People try to bring drugs into Regina police cells from time to time, but it’s not an epidemic, according to Acting Regina Police Chief Lorilee Davies.
“But certainly, people are creative in terms of how to get product into correctional facilities,” said Davies.
She was responding to a report on Tuesday, about a man who died while in Regina police custody in 2023. He turned himself in to police on warrants but later died of drug toxicity.

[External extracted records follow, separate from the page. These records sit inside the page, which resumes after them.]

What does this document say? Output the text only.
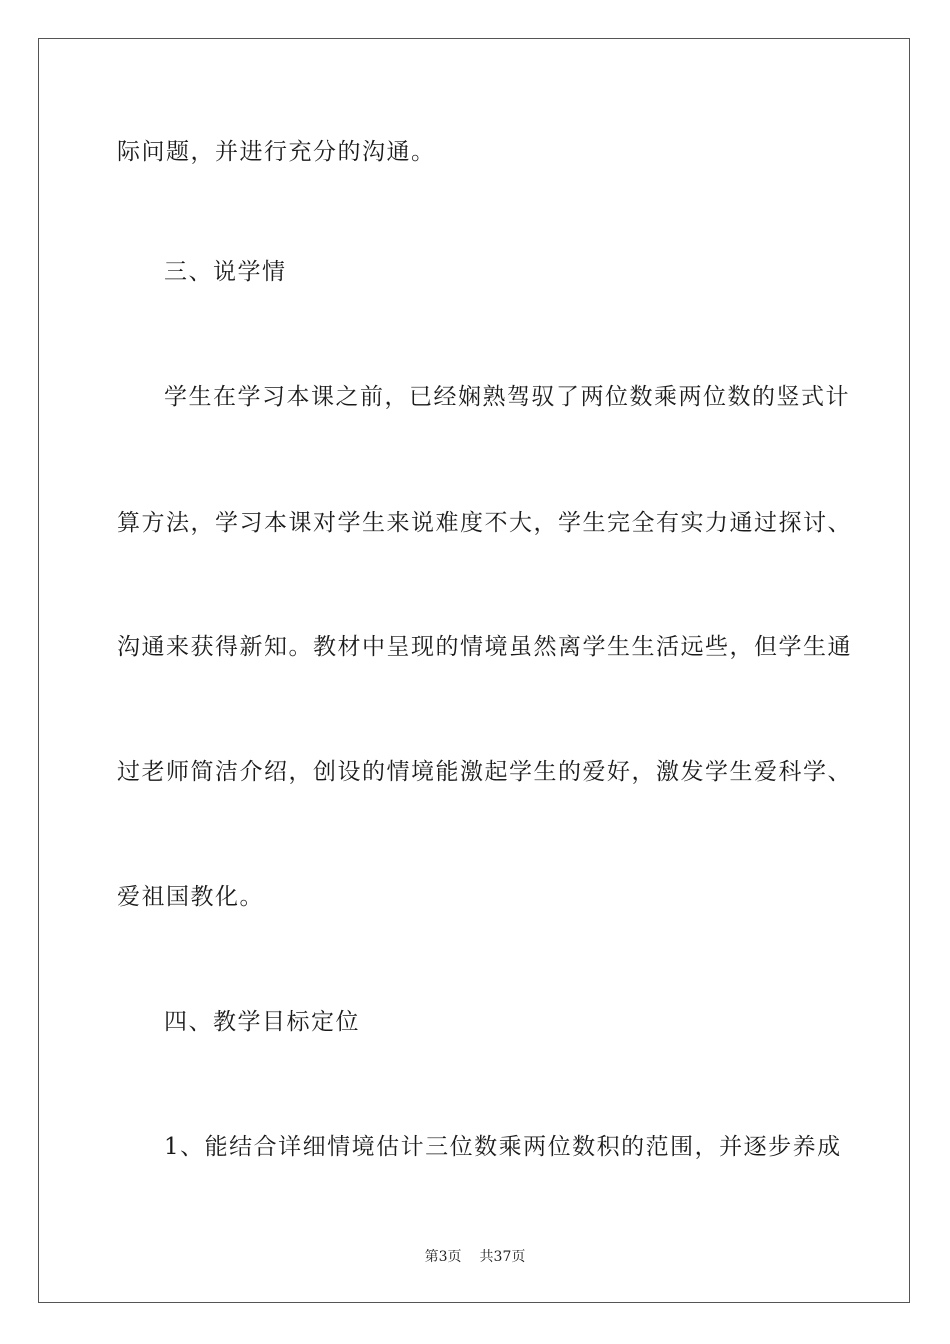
际问题，并进行充分的沟通。
三、说学情
学生在学习本课之前，已经娴熟驾驭了两位数乘两位数的竖式计
算方法，学习本课对学生来说难度不大，学生完全有实力通过探讨、
沟通来获得新知。教材中呈现的情境虽然离学生生活远些，但学生通
过老师简洁介绍，创设的情境能激起学生的爱好，激发学生爱科学、
爱祖国教化。
四、教学目标定位
1、能结合详细情境估计三位数乘两位数积的范围，并逐步养成
第3页 共37页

He was found to have had six packages of meth and morphine in his body.
The Serious Incident Response Team (SIRT) report found it likely that the man had turned himself in to try to smuggle drugs into a correctional facility.

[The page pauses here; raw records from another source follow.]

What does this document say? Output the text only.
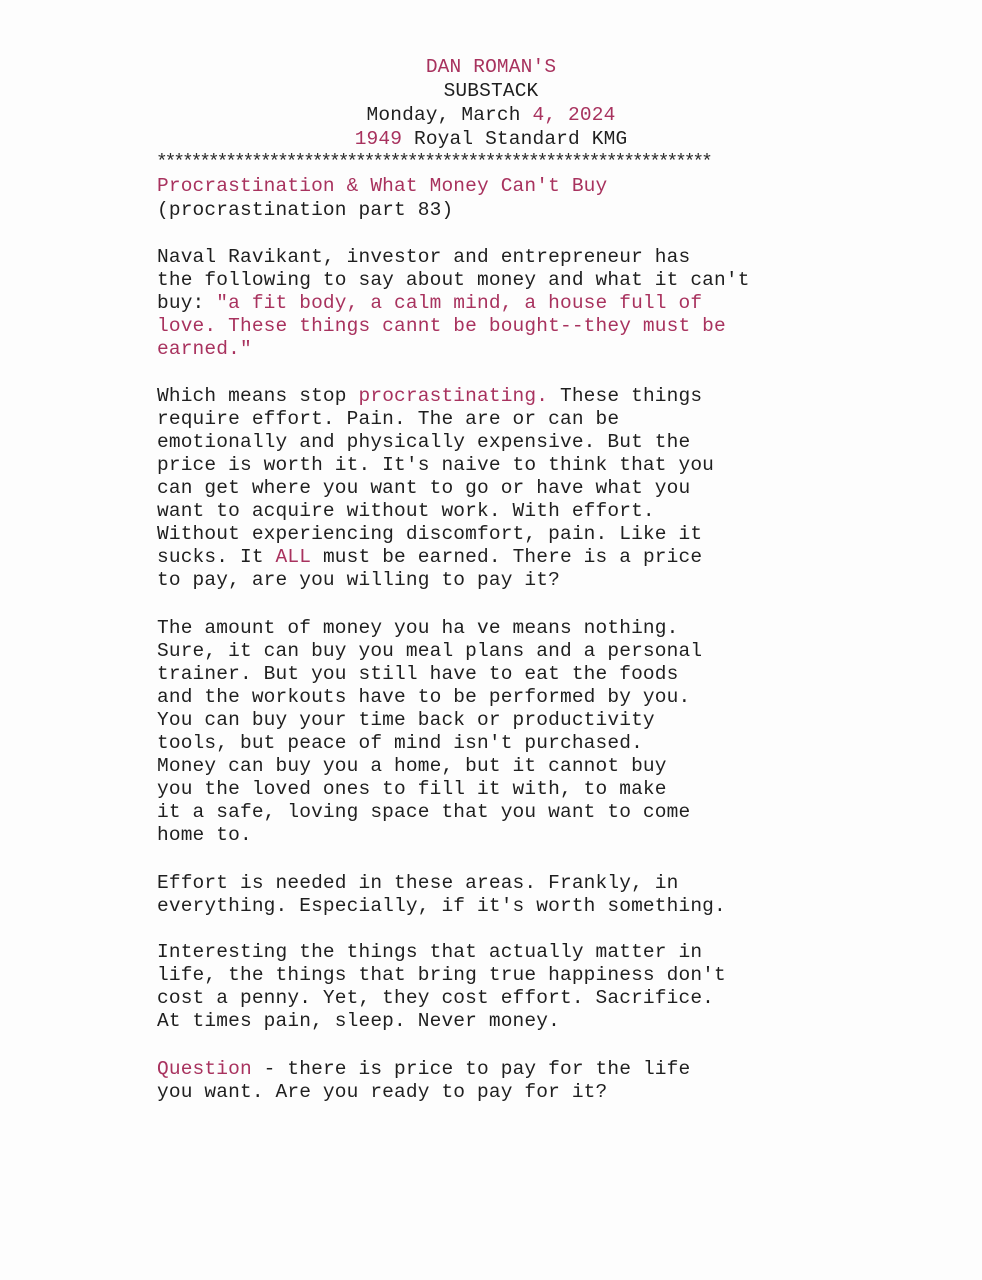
DAN ROMAN'S
SUBSTACK
Monday, March 4, 2024
1949 Royal Standard KMG
****************************************************************
Procrastination & What Money Can't Buy
(procrastination part 83)
Naval Ravikant, investor and entrepreneur has
the following to say about money and what it can't
buy: "a fit body, a calm mind, a house full of
love. These things cannt be bought--they must be
earned."
Which means stop procrastinating. These things
require effort. Pain. The are or can be
emotionally and physically expensive. But the
price is worth it. It's naive to think that you
can get where you want to go or have what you
want to acquire without work. With effort.
Without experiencing discomfort, pain. Like it
sucks. It ALL must be earned. There is a price
to pay, are you willing to pay it?
The amount of money you ha ve means nothing.
Sure, it can buy you meal plans and a personal
trainer. But you still have to eat the foods
and the workouts have to be performed by you.
You can buy your time back or productivity
tools, but peace of mind isn't purchased.
Money can buy you a home, but it cannot buy
you the loved ones to fill it with, to make
it a safe, loving space that you want to come
home to.
Effort is needed in these areas. Frankly, in
everything. Especially, if it's worth something.
Interesting the things that actually matter in
life, the things that bring true happiness don't
cost a penny. Yet, they cost effort. Sacrifice.
At times pain, sleep. Never money.
Question - there is price to pay for the life
you want. Are you ready to pay for it?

After this incident, Davies says the police sent out some internal information to raise awareness.
“To say ‘hey, if somebody turns themself in at the front desk on warrants make sure we’re doing our due diligence and doing all the things that we need to do to ensure that this isn’t a case where smuggling is likely the end game,’ just to make sure that we’re ensuring that their health is protected,” she explained.
Davies said there wasn’t much that could be changed when it comes to things like searches.
“There are strict parameters based on case law in terms of when you can strip search somebody or when you can take somebody to the hospital to be searched,” she said.
SIRT's investigation into an in-custody death that took place at the @reginapolice Detention Unit has concluded.
Public Report posted: https://t.co/HBWAHLoykx
— Serious Incident Response Team – Saskatchewan (@SIRT_SK) May 20, 2025
The biggest change for the Regina police from this incident was the installation of biometric monitoring in 10 of its 34 detention cells, according to Davies.
In all the cells, they do checks every 15 minutes, but Davies said the biometric system can monitor a person’s heart rate and respiration and signal if something has gone wrong.
“It’s able to detect sooner than a person walking by can detect if somebody’s in medical distress,” she said.
Davies said it’s been a valuable tool to make sure that people in police care are a lot safer, and said it’s made six saves for them, for sure, in terms of alerting someone so they can intervene and get someone to the hospital or use an AED.
“This biometrics is, I would say, that next level in terms of monitoring of our prisoners,” said Davies.
If the system had been installed when the man whose death SIRT was investigating went into medical distress, Davies said they likely would have been able to recognize it sooner, but she couldn’t say whether the outcome would have been any different.
The initial cost for the system was $50,000, and licensing for the monitoring system is about $1,000 a month for the ten cells.
Davies said the service is hoping to expand the system to all of its 34 cells eventually.
The acting chief said she was happy to see there wasn’t anything in the SIRT report that pointed back to a mistake by police. She said it would be easy to look back and say they should have suspected he was trying to smuggle drugs, but the report found the response was reasonable based on the information they had at the time.
Davies expressed sympathies for the man’s family, saying it probably felt like a long time waiting for the report.
“So our heart goes out to them. Anytime somebody does die in our custody, we take that very seriously. It is a tragedy and so we’re thinking about them on this day,” said Davies.
She also gave her thanks and support to all the police officers and workers involved.
“It’s traumatic for them as well, nobody wants to have felt like they maybe didn’t do enough, or could have done better, or could have done differently in this type of situation and so I think to see on a page, to say based on the totality of circumstances there probably wasn’t anything that you could have done differently. I think for our folks that will hopefully help them sleep a little easier at night,” said Davies.